I was making food for my son’s bday party tomorrow and told me I wasn’t being present either cause I was cooking. Meanwhile I was more present than him as my two year old kept running to kitchen since his father wasn’t playing with him or his brother.
They go to sleep at 7. My husband played video games until about 8:15 as I was downstairs doing stuff for party tomorrow. I nicely said to him again that I don’t really like the AirPod thing when with the kids and would prefer if he would do that when they sleep. I said they deserve to have him present and I gently told him he has been doing it quite often lately. He jumped at me started cursing at me. Telling me I am calling him a bad dad. He said he just wanted wind down time and I told him he played video games for an hour and a half before he came down and I let him. He started mimicking my shocked facial expressions because I was taken back how he was acting. He said he can do whatever he wants and he can’t stand me. He said blamed me for ruining the evening and that “he can never do anything right” which I feel I can’t for him as he always criticizes everything I do. Meanwhile I do all his requests and it still isn’t enough. He said “you stay home with them and can be on your phone all day if you want” I says but you know I’m not! He says and that’s your choice. Your job is to be home with them whoopdee do!!

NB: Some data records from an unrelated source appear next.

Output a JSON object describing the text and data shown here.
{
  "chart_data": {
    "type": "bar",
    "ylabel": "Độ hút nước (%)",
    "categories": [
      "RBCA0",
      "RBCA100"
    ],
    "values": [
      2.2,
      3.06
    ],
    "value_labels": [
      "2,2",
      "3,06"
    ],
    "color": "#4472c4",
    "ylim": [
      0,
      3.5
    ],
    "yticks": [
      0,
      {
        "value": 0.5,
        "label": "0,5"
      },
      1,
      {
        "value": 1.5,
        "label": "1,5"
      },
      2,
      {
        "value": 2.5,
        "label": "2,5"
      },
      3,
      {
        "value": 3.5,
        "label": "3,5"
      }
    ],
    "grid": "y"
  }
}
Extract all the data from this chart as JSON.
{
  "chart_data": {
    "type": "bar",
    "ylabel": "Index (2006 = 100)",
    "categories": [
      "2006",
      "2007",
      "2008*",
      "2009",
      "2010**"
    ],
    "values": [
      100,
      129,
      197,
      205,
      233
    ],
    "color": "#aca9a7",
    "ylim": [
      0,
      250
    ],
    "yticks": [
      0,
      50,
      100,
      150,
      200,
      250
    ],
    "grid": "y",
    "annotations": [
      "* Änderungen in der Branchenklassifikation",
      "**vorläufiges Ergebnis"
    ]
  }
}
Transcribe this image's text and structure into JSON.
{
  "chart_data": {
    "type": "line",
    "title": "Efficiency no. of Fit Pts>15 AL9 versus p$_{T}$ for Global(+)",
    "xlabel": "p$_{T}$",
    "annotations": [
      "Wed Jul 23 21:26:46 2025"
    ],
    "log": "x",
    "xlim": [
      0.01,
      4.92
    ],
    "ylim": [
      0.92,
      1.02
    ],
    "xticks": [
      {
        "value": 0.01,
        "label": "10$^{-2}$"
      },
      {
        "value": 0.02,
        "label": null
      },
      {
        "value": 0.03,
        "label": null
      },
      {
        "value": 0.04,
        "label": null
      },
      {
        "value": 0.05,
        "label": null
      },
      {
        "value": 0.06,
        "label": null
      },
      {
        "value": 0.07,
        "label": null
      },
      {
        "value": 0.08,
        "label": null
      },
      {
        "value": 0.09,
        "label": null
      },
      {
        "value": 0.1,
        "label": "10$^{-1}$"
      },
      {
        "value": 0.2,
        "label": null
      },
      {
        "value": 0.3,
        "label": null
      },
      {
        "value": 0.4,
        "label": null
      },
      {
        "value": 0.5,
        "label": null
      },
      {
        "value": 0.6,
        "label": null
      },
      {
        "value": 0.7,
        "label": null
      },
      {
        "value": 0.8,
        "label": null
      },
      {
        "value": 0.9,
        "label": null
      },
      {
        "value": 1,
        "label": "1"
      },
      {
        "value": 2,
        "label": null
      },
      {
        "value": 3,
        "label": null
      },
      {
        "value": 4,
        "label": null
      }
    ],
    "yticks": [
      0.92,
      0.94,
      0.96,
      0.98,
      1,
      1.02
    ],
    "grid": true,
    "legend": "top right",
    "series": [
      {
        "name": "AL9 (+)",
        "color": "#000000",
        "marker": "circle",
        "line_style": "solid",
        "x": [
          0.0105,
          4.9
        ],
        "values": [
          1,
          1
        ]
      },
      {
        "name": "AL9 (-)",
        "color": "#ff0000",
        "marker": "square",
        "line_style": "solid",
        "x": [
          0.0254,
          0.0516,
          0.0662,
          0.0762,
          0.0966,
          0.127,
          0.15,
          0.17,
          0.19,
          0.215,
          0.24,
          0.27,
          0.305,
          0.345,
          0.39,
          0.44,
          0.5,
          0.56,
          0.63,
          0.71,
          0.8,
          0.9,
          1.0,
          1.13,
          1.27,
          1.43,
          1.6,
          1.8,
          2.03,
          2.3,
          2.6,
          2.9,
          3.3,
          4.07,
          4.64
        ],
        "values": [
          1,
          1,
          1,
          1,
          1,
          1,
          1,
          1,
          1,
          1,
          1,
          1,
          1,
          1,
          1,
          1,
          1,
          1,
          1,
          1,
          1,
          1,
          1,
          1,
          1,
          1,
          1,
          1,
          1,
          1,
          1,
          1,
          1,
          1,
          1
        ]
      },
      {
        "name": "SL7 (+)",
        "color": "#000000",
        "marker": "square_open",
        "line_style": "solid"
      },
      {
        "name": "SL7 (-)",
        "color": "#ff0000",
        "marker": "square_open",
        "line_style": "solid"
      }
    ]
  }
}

He said other hurtful things. I feel so sad and numb. He is not how he used to be before babies and idk if he will ever change back. Tonight was like a flashback of Last year my older son first bday because the two weeks prior I found out he continued an emotional affair. And I was crying on floor night before his bday party and now tonight I had a tear or two but feel numb.
I don’t feel like I overreacted or was out of line. He already had wind down him time playing video games before coming down and I didn’t say a word. He gets more him time than me. I never do. Am I crazy?